Needless to say, the Conservatives are unimpressed by the circumstances that bring us to this debate. The government shut down Parliament for six weeks and is now trying to limit debate on this bill to a mere day. What we see across the board is that the federal government is creating problems and then claiming to be uniquely qualified to offer solutions.
By proroguing Parliament, the Liberals created a problem, the problem being that benefits were going to run out if legislation was not passed at an unprecedented pace. Their programming motion is presented as a solution to a problem that they themselves created. However, it is bigger than that. The need for these benefits is a problem that was created by the government through a failure to have a plan in place to manage the pandemic, a failure to close the border in time, a failure to implement rapid testing and a failure to learn the lessons of other countries.
When we challenge government members on their spending, they come back to us and ask, “How would you solve the problem? What would you cut? What would you spend less on?” The Conservative answer to this is quite simple: We would not have created the problem in the first place. Even at this late stage, we would ensure rapid approval of rapid testing technology, build benefit programs that provide the greatest possible incentive for people to return to work and quickly approve new development and resource projects, providing a public-dollar-free, private sector stimulus to help workers in our natural resource sectors get back to work. Natural resource workers are not looking for a “just transition” out of their jobs into unemployment. What they want is their jobs back.

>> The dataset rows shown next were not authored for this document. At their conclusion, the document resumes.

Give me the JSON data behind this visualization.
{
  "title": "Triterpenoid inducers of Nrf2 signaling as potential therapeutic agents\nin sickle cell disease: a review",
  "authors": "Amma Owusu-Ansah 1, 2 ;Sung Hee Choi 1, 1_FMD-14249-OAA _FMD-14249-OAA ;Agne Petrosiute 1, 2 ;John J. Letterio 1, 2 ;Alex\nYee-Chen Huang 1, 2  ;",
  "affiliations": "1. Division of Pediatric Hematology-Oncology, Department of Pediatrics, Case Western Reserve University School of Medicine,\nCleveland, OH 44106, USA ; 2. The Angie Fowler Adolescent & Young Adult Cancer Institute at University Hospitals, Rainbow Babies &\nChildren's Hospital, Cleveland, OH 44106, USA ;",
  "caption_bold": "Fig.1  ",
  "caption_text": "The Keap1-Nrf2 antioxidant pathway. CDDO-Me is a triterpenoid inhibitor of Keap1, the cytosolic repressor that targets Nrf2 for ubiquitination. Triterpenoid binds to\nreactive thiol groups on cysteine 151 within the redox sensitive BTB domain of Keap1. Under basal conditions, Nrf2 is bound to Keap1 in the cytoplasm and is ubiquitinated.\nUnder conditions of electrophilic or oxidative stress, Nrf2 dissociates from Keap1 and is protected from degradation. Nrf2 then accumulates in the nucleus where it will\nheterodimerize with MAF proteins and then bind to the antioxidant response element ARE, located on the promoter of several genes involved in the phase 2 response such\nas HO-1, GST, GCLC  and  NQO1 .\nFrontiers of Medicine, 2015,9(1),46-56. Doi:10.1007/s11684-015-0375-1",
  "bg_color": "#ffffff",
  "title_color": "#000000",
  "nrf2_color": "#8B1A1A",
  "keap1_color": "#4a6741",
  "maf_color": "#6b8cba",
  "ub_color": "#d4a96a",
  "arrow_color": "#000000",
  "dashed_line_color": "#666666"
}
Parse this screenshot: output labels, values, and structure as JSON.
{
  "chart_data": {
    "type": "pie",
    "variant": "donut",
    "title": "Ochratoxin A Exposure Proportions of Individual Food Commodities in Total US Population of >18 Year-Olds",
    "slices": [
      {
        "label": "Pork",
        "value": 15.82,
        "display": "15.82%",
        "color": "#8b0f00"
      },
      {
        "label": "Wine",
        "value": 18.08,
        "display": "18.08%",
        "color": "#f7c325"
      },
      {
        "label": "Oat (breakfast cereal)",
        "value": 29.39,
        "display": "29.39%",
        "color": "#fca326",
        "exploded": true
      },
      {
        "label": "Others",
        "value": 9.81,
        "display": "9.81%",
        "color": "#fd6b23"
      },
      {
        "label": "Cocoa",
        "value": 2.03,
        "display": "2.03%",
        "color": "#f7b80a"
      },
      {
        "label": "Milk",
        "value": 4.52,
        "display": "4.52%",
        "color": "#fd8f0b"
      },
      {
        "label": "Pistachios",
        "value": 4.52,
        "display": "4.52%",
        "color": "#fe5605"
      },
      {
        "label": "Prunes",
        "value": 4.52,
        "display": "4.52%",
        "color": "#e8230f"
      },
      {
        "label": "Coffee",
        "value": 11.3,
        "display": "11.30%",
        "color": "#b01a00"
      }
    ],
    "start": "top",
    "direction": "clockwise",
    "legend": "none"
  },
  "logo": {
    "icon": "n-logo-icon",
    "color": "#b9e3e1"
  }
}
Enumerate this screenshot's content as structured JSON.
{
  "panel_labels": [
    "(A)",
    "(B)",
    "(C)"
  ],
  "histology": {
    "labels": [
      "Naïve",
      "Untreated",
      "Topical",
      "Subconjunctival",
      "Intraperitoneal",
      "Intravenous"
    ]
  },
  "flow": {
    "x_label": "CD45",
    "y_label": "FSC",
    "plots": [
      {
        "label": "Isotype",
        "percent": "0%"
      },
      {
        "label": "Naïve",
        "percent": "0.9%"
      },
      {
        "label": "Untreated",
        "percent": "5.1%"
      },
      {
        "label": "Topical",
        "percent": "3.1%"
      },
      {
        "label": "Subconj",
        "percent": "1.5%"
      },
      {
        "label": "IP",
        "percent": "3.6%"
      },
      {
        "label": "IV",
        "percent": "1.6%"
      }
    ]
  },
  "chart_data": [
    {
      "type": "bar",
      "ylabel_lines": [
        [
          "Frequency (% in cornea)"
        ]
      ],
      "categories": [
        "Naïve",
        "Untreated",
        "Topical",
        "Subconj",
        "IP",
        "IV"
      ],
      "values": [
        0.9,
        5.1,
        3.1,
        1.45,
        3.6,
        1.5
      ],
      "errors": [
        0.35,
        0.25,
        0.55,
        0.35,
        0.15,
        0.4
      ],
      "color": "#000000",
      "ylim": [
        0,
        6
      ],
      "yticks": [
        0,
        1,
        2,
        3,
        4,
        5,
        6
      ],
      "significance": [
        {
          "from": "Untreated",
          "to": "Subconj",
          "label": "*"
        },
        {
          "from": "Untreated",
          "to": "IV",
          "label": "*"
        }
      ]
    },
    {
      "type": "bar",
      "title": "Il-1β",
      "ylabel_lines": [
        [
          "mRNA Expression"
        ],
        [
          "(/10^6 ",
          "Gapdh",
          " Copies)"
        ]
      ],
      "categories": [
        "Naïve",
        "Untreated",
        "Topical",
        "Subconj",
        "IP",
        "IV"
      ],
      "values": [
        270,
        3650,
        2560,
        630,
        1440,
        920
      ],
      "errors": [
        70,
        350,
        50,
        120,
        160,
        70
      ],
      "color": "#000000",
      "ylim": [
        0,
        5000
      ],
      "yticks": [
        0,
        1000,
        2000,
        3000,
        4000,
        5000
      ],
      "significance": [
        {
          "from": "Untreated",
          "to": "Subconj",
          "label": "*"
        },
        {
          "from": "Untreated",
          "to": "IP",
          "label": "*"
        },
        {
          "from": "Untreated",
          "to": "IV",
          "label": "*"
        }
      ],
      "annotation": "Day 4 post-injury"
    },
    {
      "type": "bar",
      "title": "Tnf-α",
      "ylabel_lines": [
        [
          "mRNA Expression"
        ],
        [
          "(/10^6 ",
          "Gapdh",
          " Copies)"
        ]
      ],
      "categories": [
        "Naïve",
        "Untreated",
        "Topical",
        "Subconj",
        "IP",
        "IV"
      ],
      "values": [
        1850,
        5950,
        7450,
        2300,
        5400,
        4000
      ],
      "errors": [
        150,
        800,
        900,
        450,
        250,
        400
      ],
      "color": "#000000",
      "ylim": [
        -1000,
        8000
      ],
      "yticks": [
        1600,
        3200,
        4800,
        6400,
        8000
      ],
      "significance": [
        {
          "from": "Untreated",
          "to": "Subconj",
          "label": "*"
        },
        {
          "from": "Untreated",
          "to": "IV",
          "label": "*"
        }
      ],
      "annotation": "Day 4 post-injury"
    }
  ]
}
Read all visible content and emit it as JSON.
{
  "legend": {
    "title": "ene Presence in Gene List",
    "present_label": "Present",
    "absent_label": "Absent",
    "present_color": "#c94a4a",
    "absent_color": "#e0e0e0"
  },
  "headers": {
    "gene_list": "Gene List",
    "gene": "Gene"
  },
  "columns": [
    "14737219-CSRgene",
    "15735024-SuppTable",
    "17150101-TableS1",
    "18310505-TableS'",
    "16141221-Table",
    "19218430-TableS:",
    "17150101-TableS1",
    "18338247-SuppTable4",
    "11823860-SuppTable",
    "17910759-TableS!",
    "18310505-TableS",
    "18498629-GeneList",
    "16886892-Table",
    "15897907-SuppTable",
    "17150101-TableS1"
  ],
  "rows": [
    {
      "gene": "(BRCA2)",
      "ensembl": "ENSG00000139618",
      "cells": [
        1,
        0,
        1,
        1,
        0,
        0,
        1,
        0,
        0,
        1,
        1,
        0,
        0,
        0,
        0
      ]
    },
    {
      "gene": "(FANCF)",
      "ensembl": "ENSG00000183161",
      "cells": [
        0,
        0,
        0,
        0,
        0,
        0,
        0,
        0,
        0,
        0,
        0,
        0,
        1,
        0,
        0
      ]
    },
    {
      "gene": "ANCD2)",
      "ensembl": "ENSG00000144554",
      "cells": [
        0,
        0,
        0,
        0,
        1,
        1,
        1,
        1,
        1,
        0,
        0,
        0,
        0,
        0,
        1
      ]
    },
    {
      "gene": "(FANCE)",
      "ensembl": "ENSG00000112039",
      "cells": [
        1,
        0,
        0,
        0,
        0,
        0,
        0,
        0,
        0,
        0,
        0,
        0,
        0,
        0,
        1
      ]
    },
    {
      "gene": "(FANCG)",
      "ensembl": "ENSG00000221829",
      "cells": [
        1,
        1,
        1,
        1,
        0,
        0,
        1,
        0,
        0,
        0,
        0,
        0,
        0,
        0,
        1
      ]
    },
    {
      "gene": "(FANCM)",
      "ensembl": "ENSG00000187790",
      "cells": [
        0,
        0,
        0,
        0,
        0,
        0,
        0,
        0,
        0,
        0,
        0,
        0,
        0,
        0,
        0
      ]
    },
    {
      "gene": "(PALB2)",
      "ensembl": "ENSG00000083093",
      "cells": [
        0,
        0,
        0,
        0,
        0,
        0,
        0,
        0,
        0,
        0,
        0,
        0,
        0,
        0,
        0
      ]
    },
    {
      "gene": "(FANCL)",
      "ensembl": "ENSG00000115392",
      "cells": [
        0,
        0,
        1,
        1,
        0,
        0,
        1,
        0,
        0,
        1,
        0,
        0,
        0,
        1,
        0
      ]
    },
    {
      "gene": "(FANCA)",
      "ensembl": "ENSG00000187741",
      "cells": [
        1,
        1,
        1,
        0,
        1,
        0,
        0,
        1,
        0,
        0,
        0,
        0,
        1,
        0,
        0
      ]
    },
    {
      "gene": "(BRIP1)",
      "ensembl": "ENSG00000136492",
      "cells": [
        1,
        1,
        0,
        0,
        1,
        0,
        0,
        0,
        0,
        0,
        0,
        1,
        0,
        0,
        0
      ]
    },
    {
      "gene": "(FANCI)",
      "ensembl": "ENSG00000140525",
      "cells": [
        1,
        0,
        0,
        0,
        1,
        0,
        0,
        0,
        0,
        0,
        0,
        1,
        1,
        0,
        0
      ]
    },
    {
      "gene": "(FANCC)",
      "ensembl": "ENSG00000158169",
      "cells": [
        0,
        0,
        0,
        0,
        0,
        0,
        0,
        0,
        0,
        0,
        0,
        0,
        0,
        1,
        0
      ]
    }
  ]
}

Benefit programs can be very generous for people who are out of work as long as we are taking all the necessary steps to ensure that there are as few people out of work as possible. That is why Conservatives have led in putting forward constructive alternatives, in advancing the idea of a back-to-work bonus, in pushing the government to have a private sector stimulus of our natural resource economy and encouraging it to take up the public health measures that will allow people to work in safety.
I am pleased to report that hope is on the horizon. The member for Durham will soon be ready to emerge from isolation. He understands that there is an alternative to the profligate spending that we are seeing from the government and that this alternative does not mean cutting off people in need. We can reduce government spending by reducing people's need for government; by supporting economic growth, a stronger public health response and measures that allow people to return to work in all sectors, including our natural resource sectors; and by creating the wealth that allows all of us to prosper together.